ANQUETIL-DUPERRON Abraham (FR)

Commentaire biographique

Biographie

La biographie d’Anquetil-Duperron est connue par la description détaillée qu’il donne de son voyage en Inde dans un discours préliminaire publié en introduction à sa traduction du Zend Avesta (Paris, 1771). Ce texte indépendant a d’ailleurs fait l’objet d’une édition scientifique par Jean Deloche, Manonmani Filliozat et Pierre-Sylvain Filliozat (Anquetil-Duperron A. H., 1997). Des notices nécrologiques (Anquetil L. P., 1805, Dacier J. B., 1808) et des ouvrages inspirés par la figure de ce pionnier (Brunnhoffer H., 1883 ; Menant D., 1907 ; Modi J. J., 1916 ; Schwab R., 1934 ; Kieffer J.-L., 1983 ; Filliozat P. S., 2005) complètent les sources permettant de tracer ici les grandes lignes de sa biographie.

Formation

Né à Paris le 7 décembre 1731, Anquetil-Duperron fit ses études à l’université de Paris et dans les milieux jansénistes. Lecteur assidu de la Bibliothèque du roi à Paris, intéressé par les langues orientales, notamment l’hébreu, il est remarqué par l’abbé Claude Sallier (1685-1761), garde du département des Imprimés, qui l’introduit auprès des milieux savants (Filliozat P. S., 2005, p. 1262). La légende veut que sa vocation d’orientaliste naisse lorsque Michel-Ange-André Leroux-Deshauterayes (1724-1795), professeur d’arabe au Collège de France, lui montre le calque de quatre feuillets d’un manuscrit en vieux-perse conservé à Oxford (Anquetil-Duperron A. H., 1997, p. 75).
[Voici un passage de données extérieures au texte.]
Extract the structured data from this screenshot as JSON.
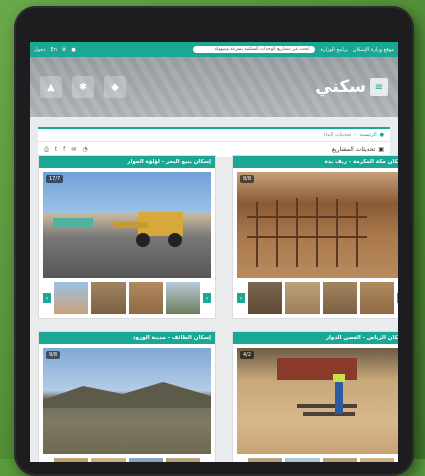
{
  "topbar": {
    "ministry_link": "موقع وزارة الإسكان",
    "ministers_program": "برامج الوزارة",
    "search_placeholder": "ابحث عن مشاريع الوحدات السكنية بسرعة وسهولة",
    "lang": "En",
    "login": "دخول"
  },
  "header": {
    "brand": "سكني"
  },
  "breadcrumb": {
    "home": "الرئيسية",
    "current": "تحديثات البناء"
  },
  "page": {
    "title": "تحديثات المشاريع"
  },
  "projects": [
    {
      "title": "إسكان ينبع البحر - لؤلؤة الحوار",
      "counter": "17/7",
      "scene": "s1"
    },
    {
      "title": "إسكان مكة المكرمة - ريف بدة",
      "counter": "8/8",
      "scene": "s2"
    },
    {
      "title": "إسكان الطائف - مدينة الورود",
      "counter": "9/8",
      "scene": "s3"
    },
    {
      "title": "إسكان الرياض - الغصن الدوار",
      "counter": "4/2",
      "scene": "s4"
    }
  ],
  "icons": {
    "print": "print-icon",
    "twitter": "twitter-icon",
    "facebook": "facebook-icon",
    "email": "mail-icon",
    "whatsapp": "whatsapp-icon"
  },
  "colors": {
    "accent": "#1aa794",
    "tablet": "#1d1d1f",
    "background": "#5a9a3e"
  }
}
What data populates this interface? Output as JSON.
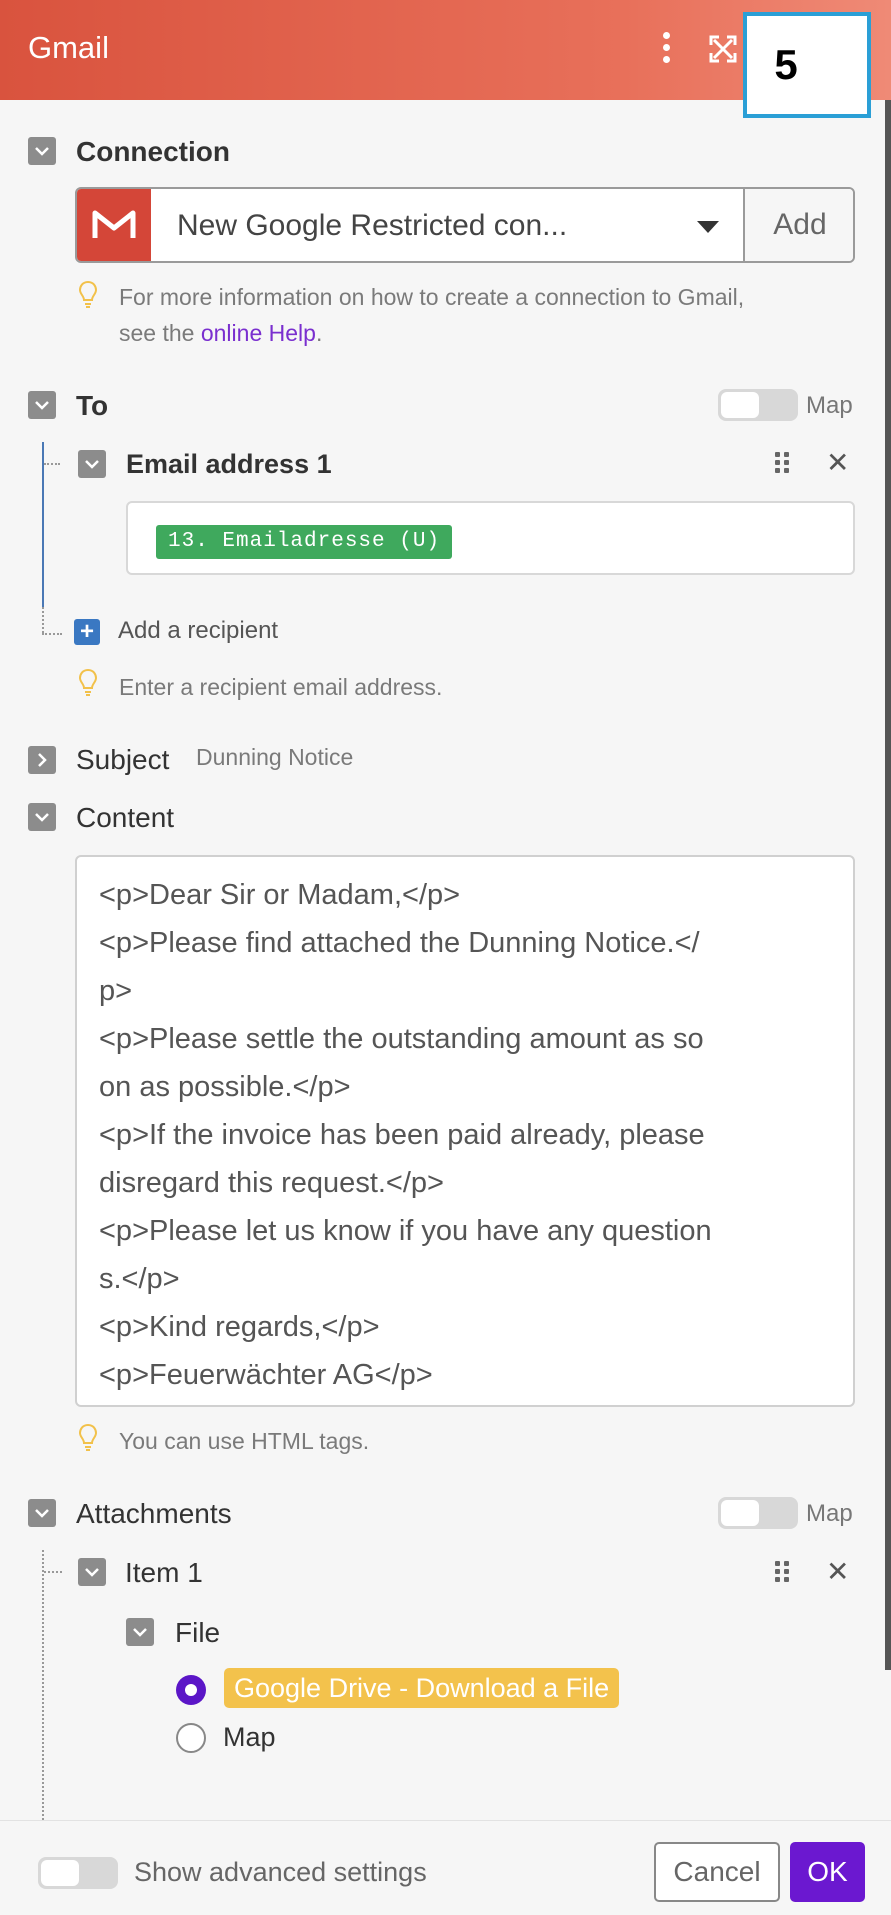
{
  "header": {
    "title": "Gmail",
    "step_number": "5"
  },
  "connection": {
    "label": "Connection",
    "selected": "New Google Restricted con...",
    "add_label": "Add",
    "hint_prefix": "For more information on how to create a connection to Gmail,",
    "hint_line2_prefix": "see the ",
    "hint_link": "online Help",
    "hint_suffix": "."
  },
  "to": {
    "label": "To",
    "map_label": "Map",
    "email_item_label": "Email address 1",
    "email_value": "13. Emailadresse (U)",
    "add_recipient_label": "Add a recipient",
    "hint": "Enter a recipient email address."
  },
  "subject": {
    "label": "Subject",
    "value": "Dunning Notice"
  },
  "content": {
    "label": "Content",
    "lines": [
      "<p>Dear Sir or Madam,</p>",
      "<p>Please find attached the Dunning Notice.</",
      "p>",
      "<p>Please settle the outstanding amount as so",
      "on as possible.</p>",
      "<p>If the invoice has been paid already, please",
      "disregard this request.</p>",
      "<p>Please let us know if you have any question",
      "s.</p>",
      "<p>Kind regards,</p>",
      "<p>Feuerwächter AG</p>"
    ],
    "hint": "You can use HTML tags."
  },
  "attachments": {
    "label": "Attachments",
    "map_label": "Map",
    "item_label": "Item 1",
    "file_label": "File",
    "option_selected": "Google Drive - Download a File",
    "option_map": "Map"
  },
  "footer": {
    "advanced_label": "Show advanced settings",
    "cancel_label": "Cancel",
    "ok_label": "OK"
  },
  "colors": {
    "header_start": "#d9533e",
    "accent_purple": "#6b18d0",
    "pill_green": "#3fa95d",
    "pill_yellow": "#f3c24c",
    "link_purple": "#7a2fcf"
  }
}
Cet événement le décide à se rendre en Inde pour apprendre les langues, chercher des manuscrits et traduire les textes permettant de comprendre la civilisation indo-iranienne encore mal connue en Europe.

Voyage en Inde

Sans attendre de mission scientifique officielle, il s’engage dans l’armée de la Compagnie des Indes et quitte Paris le 7 novembre 1754. Arrivé à Lorient, il est nommé interprète pour les langues orientales à la Bibliothèque du roi, doté d’une pension et d’une place sur le Duc d’Aquitaine qui part pour l’Inde le 24 février 1755 (Anquetil-Duperron A. H., 1997, p. 77-79). Anquetil-Duperron arrive à Pondichéry le 9 août 1755 et cherche tout de suite à apprendre les langues indiennes, notamment le sanskrit (Anquetil-Duperron A. H., 1997, p. 89). Pour ce faire, il part à Chandernagor au Bengale, où son état de santé, déjà affaibli par des maladies, se détériore. Au printemps 1757, il est empêché par la guerre de Sept Ans de se rendre à Bénarès pour étudier le sanskrit et assiste à la prise de Chandernagor par les Anglais. Il retourne à Pondichéry par voie de terre, après un long voyage rocambolesque, où il retrouve son frère, Étienne Anquetil de Briancourt (1727-1793) (Anquetil-Duperron A. H., 1997, p. 95-163). Ils partent tous les deux pour Surat au Gujarat, via Mahé, Goa et Aurangabad où Anquetil-Duperron rencontre Jean-Baptiste-Joseph Gentil (1726-1799) avec qui il noue une amitié portée par une curiosité scientifique commune (Anquetil-Duperron A. H., 1997, p. 271). Arrivé le 1er mai 1758 à Surat, il assiste de nouveau à la prise de la ville par les Anglais. L’année suivante, il rencontre les destours parsis Darab et Kaous, avec qui il étudie la riche littérature zoroastrienne en vieux-perse (Anquetil-Duperron A. H., 1997, p. 339 et passim). En 1761, la domination anglaise l’oblige à rentrer en France. Le 15 mars 1761, il quitte Surat et l’Inde via Bombay, sur un navire de prisonniers français (Anquetil-Duperron A. H., 1997, p. 436). Une fois libéré, il profite de sa présence en Angleterre pour examiner les manuscrits avestiques de la bibliothèque d’Oxford et rencontrer les professeurs de l’université.

Retour à Paris

Rentré à Paris le 14 mars 1762, Anquetil-Duperron dépose le lendemain dix-huit manuscrits à la Bibliothèque du roi (Anquetil-Duperron A. H., 1997, p. 461) où il reste, engagé comme interprète pour les langues orientales jusqu’en 1792. Le 6 septembre 1763, il est élu membre de l’Académie des inscriptions et belles-lettres où il siège jusqu’à sa réorganisation par Napoléon, à qui il refuse de prêter serment de fidélité, lequel, pour lui, « n’est dû qu’à Dieu, par la créature au Créateur » (AN A/A/63 ; Schwab R., 1934 ; Filliozat P. S., 2005, p. 1279). Il meurt chez son frère Guillaume-Louis Anquetil (1735-?) le 18 janvier 1805 (28 nivôse an XIII), après avoir mené une vie centrée sur son travail scientifique, privée des plaisirs du monde, se comparant à un « renonçant des bords de la Seine » (Filliozat P. S., 2005, p. 1274).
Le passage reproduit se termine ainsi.